President Vladimir Putin and Prime Minister Dmitry Medvedev on Tuesday are expected to meet in Sochi with the Secretary General of the Vietnamese Communist Party, Nguen Phu Trong, the Kremlin press service said.
Putin’s talks with Nguen will concentrate on large joint projects in the oil and gas sector, in the nuclear power industry and industrial cooperation, as well as on a buildup of cultural and humanitarian contacts.
“The sides will take a close look at the prospects for further comprehensive partnership in the light of agreements that Russia and Vietnam reached during Putin’s official visit to Hanoi in November 2013,” a spokesman for the Kremlin press service said. “The two leaders will also examine pressing regional issues.”
The government’s press service said at the same time that Prime Minister Dmitry Medvedev hopes to discuss bilateral economic relations and a free trade zone agreement between the countries of the Eurasian Customs Union (Armenia, Belarus, Russia, and Kazakhstan) and Vietnam.
“One more item to come under consideration is a buildup of interparty contacts between the United Russia party and the Communist Party of Vietnam,” the press service said.
On the eve of the visit, Nguen Phu Trong said in an interview with TASS that his exchanges of opinion with Russian leaders would target well-specified measures and steps that are necessary for the consolidation and further growth of partnership between Vietnam and Russia in all the existing areas of cooperation.

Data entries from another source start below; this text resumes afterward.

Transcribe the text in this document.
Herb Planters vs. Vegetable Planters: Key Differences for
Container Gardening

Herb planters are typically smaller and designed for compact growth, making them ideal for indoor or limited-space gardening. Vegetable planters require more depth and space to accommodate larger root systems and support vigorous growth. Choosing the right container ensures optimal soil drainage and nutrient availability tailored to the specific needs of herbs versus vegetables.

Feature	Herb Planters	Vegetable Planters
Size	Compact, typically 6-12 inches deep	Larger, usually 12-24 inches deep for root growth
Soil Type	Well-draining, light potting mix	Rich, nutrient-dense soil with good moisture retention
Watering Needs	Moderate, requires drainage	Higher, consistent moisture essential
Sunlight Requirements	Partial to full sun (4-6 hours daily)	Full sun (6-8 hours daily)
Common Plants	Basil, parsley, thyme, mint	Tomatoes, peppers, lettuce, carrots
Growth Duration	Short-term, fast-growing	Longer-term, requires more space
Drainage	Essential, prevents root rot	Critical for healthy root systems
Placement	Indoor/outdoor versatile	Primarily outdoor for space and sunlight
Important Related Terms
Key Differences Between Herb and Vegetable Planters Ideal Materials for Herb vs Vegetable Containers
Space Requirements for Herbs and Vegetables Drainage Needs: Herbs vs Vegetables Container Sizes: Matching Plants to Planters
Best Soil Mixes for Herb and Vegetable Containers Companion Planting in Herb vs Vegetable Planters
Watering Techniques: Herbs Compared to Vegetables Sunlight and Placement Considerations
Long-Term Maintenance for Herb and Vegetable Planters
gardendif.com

“My visit to Russia will take place on the background of progress of Vietnamese-Russian relations and all-embracing strategic partnership,” he said. “President Putin, other Russian leaders and I will assess development of this relationship in recent months and will look, among other things, at the implementation of bilateral agreements at top level and the pace of implementation of large-scale projects.”
Specifically, the talks will focus on investment, energy, production of oil and gas, atomic energy, defense, and security.
At the same time, Nguyen said he hopes to discuss cooperation at the level of regions, the situation with the populous Vietnamese community in Russia and the expansion of people’s diplomacy.
Apart from a purely bilateral agenda, Putin and Nguyev also hope to consider a possible coordination of steps in the international arena.
“Vietnam is conducting an independent multi-vector foreign policy based on self-determination, aspirations for peace, cooperation, development, and international integration,” Nguyen said.